Des gestes haineux, il y en avait déjà eu. Et j’étais au courant.

Une tête de porc laissée devant la même mosquée sept mois plus tôt, c’était un geste haineux. Et Wikipédia m’apprend même que ce type d’action porte un nom : la profanation à la tête de porc. 

Quoi qu’en dise un ancien animateur de radio devenu chef de parti politique, ce n’était pas une « joke niaiseuse ». 

C’était de la haine.

Et cette haine s’est exprimée de la plus terrible des façons sept mois plus tard.

L’amour

Mais ce n’est pas de haine que je veux parler. Il ne faut jamais oublier ce qui s’est produit ce soir-là. 

Mais il ne faut pas non plus oublier les événements du lendemain.

Je veux parler d’amour.

C’est cet amour que la population de Québec a envoyé à une communauté musulmane meurtrie, alors que le 30 janvier 2017, nous étions des milliers rassemblés à tenter d’absorber une partie de la peine vécue par nos voisins.

C’est de cet amour que je me suis rappelé quand, un an après la tragédie, alors que j’avais toutes les difficultés du monde à sortir ma voiture de mon stationnement en raison de la neige et de la glace, un homme s’est arrêté pour me prêter ses plaques d’adhérence (ou « traction aids »). Il m’a simplement dit d’aller les porter à l’entrée de la mosquée quand j’aurais réussi à sortir.

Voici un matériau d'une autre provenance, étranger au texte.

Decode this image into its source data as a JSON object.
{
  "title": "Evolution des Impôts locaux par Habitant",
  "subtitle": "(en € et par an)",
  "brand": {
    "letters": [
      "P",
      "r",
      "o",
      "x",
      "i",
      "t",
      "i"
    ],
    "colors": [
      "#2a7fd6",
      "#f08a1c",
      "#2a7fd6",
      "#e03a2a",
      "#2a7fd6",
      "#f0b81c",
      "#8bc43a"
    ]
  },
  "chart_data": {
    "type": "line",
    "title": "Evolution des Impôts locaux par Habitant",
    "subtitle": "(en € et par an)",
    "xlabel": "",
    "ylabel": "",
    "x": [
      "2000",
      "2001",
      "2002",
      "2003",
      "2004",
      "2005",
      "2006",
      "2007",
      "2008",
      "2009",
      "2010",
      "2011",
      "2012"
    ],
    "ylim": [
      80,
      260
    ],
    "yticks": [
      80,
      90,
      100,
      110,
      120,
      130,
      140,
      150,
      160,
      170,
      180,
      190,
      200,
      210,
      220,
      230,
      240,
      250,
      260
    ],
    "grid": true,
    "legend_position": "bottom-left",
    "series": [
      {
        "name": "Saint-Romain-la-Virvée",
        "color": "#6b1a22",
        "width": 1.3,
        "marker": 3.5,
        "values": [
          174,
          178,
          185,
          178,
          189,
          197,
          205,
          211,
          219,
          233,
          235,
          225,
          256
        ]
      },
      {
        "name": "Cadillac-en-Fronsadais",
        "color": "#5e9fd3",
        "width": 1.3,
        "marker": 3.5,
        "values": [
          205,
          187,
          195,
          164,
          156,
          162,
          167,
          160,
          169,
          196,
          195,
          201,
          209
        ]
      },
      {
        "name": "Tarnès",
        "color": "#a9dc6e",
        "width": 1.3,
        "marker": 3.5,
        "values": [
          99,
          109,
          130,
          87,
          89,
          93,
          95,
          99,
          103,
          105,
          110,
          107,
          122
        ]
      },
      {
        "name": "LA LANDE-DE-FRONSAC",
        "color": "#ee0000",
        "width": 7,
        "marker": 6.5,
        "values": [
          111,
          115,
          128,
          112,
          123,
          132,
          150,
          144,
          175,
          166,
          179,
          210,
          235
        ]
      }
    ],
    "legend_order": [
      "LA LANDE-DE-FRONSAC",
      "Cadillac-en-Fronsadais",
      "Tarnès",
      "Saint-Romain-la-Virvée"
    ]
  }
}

Je suis encore touché par ce geste tout simple de générosité, mais aussi de confiance. Cet homme aurait eu toutes les raisons du monde d’alimenter une méfiance envers moi et de ne pas vouloir que n’importe qui entre dans ce temple rempli de blessures toujours à guérir. Mais il n’avait qu’un désir d’aider son prochain.

C’était la première fois que je pénétrais dans l’enceinte d’une mosquée. Je me sentais comme un imposteur. Pas parce que je ne me sentais pas le bienvenu, bien au contraire. J’avais plutôt l’impression d’accéder à un lieu toujours chargé d’un deuil qui n’était pas le mien. 

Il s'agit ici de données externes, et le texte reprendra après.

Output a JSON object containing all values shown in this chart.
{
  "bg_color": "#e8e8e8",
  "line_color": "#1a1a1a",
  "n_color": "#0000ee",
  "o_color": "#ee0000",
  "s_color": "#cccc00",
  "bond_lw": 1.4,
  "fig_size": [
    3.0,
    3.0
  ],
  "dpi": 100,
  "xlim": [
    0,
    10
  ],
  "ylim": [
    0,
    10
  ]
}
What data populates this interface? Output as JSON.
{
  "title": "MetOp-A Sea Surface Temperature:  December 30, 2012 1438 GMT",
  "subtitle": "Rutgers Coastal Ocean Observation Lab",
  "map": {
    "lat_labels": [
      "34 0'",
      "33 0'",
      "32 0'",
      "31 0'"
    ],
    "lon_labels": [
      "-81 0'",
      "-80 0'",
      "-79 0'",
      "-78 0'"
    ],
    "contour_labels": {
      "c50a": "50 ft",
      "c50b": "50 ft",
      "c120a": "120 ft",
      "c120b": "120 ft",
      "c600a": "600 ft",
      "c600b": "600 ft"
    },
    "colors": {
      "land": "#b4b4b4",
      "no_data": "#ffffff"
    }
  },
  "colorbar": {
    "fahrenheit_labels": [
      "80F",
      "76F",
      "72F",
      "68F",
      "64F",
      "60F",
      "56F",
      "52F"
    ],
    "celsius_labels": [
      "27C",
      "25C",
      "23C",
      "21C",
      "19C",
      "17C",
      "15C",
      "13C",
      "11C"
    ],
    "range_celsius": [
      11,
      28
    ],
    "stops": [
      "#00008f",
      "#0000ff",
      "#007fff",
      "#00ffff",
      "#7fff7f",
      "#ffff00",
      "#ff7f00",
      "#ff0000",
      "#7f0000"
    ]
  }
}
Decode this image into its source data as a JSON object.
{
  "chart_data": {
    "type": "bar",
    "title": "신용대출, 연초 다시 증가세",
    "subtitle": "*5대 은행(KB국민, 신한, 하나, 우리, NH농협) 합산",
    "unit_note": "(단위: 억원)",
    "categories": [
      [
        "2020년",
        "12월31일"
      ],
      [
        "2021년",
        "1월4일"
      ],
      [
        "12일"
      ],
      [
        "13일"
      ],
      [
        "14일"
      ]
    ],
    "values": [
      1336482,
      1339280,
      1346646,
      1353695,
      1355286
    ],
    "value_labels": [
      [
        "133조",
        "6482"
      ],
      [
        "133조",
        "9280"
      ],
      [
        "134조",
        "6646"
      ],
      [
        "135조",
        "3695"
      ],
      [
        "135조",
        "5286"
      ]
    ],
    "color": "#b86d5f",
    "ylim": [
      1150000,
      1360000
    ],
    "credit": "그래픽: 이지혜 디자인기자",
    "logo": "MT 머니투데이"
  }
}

Je suis rentré et sorti rapidement, le temps de déposer les « traction aids » providentiels, à l’endroit où les fidèles déposent chaussures et bottes avant d’aller prier. 

Des chaussures que six d’entre eux n’ont plus jamais enfilé…

Se souvenir

En fin de semaine dernière, nous commémorions les cinq ans de cette tragédie, avec cérémonies et discours de représentants de la communauté musulmane et de politiciens. Ce genre d’exercice est important et primordial pour se souvenir et panser les plaies. 

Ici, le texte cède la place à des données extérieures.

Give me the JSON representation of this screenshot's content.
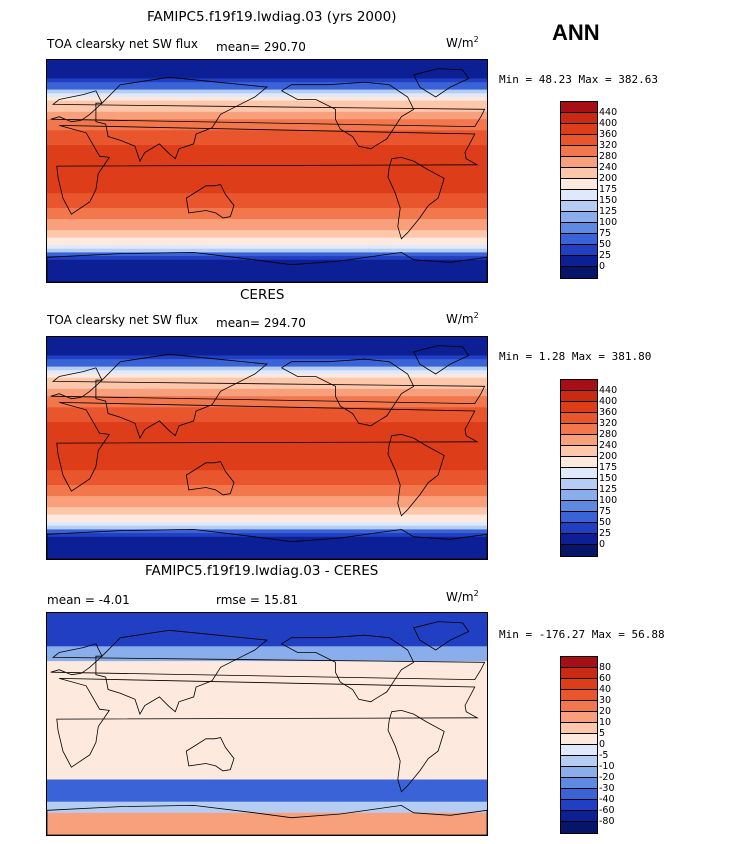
{
  "season": "ANN",
  "units_base": "W/m",
  "units_exp": "2",
  "panels": [
    {
      "title": "FAMIPC5.f19f19.lwdiag.03 (yrs 2000)",
      "variable": "TOA clearsky net SW flux",
      "mean_text": "mean= 290.70",
      "extra_text": "",
      "min_max": "Min =  48.23 Max = 382.63",
      "levels": [
        "440",
        "400",
        "360",
        "320",
        "280",
        "240",
        "200",
        "175",
        "150",
        "125",
        "100",
        "75",
        "50",
        "25",
        "0"
      ],
      "colors": [
        "#a50f15",
        "#cb2a12",
        "#dd3d19",
        "#e9552c",
        "#f2774d",
        "#f8a07b",
        "#fdc7ac",
        "#fde9dd",
        "#dfe9fb",
        "#b5cdf3",
        "#8aaeec",
        "#5e8ae1",
        "#3a63d8",
        "#213fc2",
        "#0d1f94",
        "#071568"
      ]
    },
    {
      "title": "CERES",
      "variable": "TOA clearsky net SW flux",
      "mean_text": "mean= 294.70",
      "extra_text": "",
      "min_max": "Min =   1.28 Max = 381.80",
      "levels": [
        "440",
        "400",
        "360",
        "320",
        "280",
        "240",
        "200",
        "175",
        "150",
        "125",
        "100",
        "75",
        "50",
        "25",
        "0"
      ],
      "colors": [
        "#a50f15",
        "#cb2a12",
        "#dd3d19",
        "#e9552c",
        "#f2774d",
        "#f8a07b",
        "#fdc7ac",
        "#fde9dd",
        "#dfe9fb",
        "#b5cdf3",
        "#8aaeec",
        "#5e8ae1",
        "#3a63d8",
        "#213fc2",
        "#0d1f94",
        "#071568"
      ]
    },
    {
      "title": "FAMIPC5.f19f19.lwdiag.03 - CERES",
      "variable": "",
      "mean_text": "mean =   -4.01",
      "extra_text": "rmse =   15.81",
      "min_max": "Min = -176.27 Max =  56.88",
      "levels": [
        "80",
        "60",
        "40",
        "30",
        "20",
        "10",
        "5",
        "0",
        "-5",
        "-10",
        "-20",
        "-30",
        "-40",
        "-60",
        "-80"
      ],
      "colors": [
        "#a50f15",
        "#cb2a12",
        "#dd3d19",
        "#e9552c",
        "#f2774d",
        "#f8a07b",
        "#fdc7ac",
        "#fde9dd",
        "#dfe9fb",
        "#b5cdf3",
        "#8aaeec",
        "#5e8ae1",
        "#3a63d8",
        "#213fc2",
        "#0d1f94",
        "#071568"
      ]
    }
  ],
  "chart_data": [
    {
      "type": "heatmap",
      "title": "FAMIPC5.f19f19.lwdiag.03 (yrs 2000)",
      "variable": "TOA clearsky net SW flux",
      "units": "W/m2",
      "mean": 290.7,
      "min": 48.23,
      "max": 382.63,
      "contour_levels": [
        0,
        25,
        50,
        75,
        100,
        125,
        150,
        175,
        200,
        240,
        280,
        320,
        360,
        400,
        440
      ],
      "zonal_bands": [
        {
          "lat": [
            60,
            90
          ],
          "value_range": [
            0,
            200
          ]
        },
        {
          "lat": [
            40,
            60
          ],
          "value_range": [
            200,
            280
          ]
        },
        {
          "lat": [
            20,
            40
          ],
          "value_range": [
            280,
            360
          ]
        },
        {
          "lat": [
            -20,
            20
          ],
          "value_range": [
            360,
            400
          ]
        },
        {
          "lat": [
            -40,
            -20
          ],
          "value_range": [
            280,
            360
          ]
        },
        {
          "lat": [
            -60,
            -40
          ],
          "value_range": [
            175,
            280
          ]
        },
        {
          "lat": [
            -90,
            -60
          ],
          "value_range": [
            0,
            175
          ]
        }
      ]
    },
    {
      "type": "heatmap",
      "title": "CERES",
      "variable": "TOA clearsky net SW flux",
      "units": "W/m2",
      "mean": 294.7,
      "min": 1.28,
      "max": 381.8,
      "contour_levels": [
        0,
        25,
        50,
        75,
        100,
        125,
        150,
        175,
        200,
        240,
        280,
        320,
        360,
        400,
        440
      ],
      "zonal_bands": [
        {
          "lat": [
            60,
            90
          ],
          "value_range": [
            0,
            200
          ]
        },
        {
          "lat": [
            40,
            60
          ],
          "value_range": [
            200,
            280
          ]
        },
        {
          "lat": [
            20,
            40
          ],
          "value_range": [
            280,
            360
          ]
        },
        {
          "lat": [
            -20,
            20
          ],
          "value_range": [
            360,
            400
          ]
        },
        {
          "lat": [
            -40,
            -20
          ],
          "value_range": [
            280,
            360
          ]
        },
        {
          "lat": [
            -60,
            -40
          ],
          "value_range": [
            175,
            280
          ]
        },
        {
          "lat": [
            -90,
            -60
          ],
          "value_range": [
            0,
            175
          ]
        }
      ]
    },
    {
      "type": "heatmap",
      "title": "FAMIPC5.f19f19.lwdiag.03 - CERES",
      "units": "W/m2",
      "mean": -4.01,
      "rmse": 15.81,
      "min": -176.27,
      "max": 56.88,
      "contour_levels": [
        -80,
        -60,
        -40,
        -30,
        -20,
        -10,
        -5,
        0,
        5,
        10,
        20,
        30,
        40,
        60,
        80
      ],
      "zonal_bands": [
        {
          "lat": [
            60,
            90
          ],
          "value_range": [
            -60,
            0
          ]
        },
        {
          "lat": [
            40,
            60
          ],
          "value_range": [
            -20,
            0
          ]
        },
        {
          "lat": [
            -40,
            40
          ],
          "value_range": [
            0,
            5
          ]
        },
        {
          "lat": [
            -60,
            -40
          ],
          "value_range": [
            -40,
            0
          ]
        },
        {
          "lat": [
            -90,
            -60
          ],
          "value_range": [
            -40,
            20
          ]
        }
      ]
    }
  ]
}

Je dois être honnête et avouer que je n’ai pas écouté. Pas par manque d’intérêt ou de compassion. 

Mais par ce même sentiment d’imposteur que j’ai senti en entrant dans la mosquée. Cette impression que ce drame, je dois le laisser à ceux et celles qui l’ont vécu et le vivent encore aujourd’hui.

Moi, je me contenterai de saluer la résilience de tous ces gens, qui continuent d’accorder leur confiance aux habitants d’une ville qui a trahi la leur un soir de janvier.

Et de dire merci pour les « traction aids ».

En hommage à Ibrahima Barry, Mamadou Tanou Barry, Khaled Belkacemi Abdelkrim Hassane, Azzedine Soufiane et Aboubaker Thabti. Aux blessés au corps et à l’âme. Aux familles. Aux amis. À nos voisins. À nos concitoyens.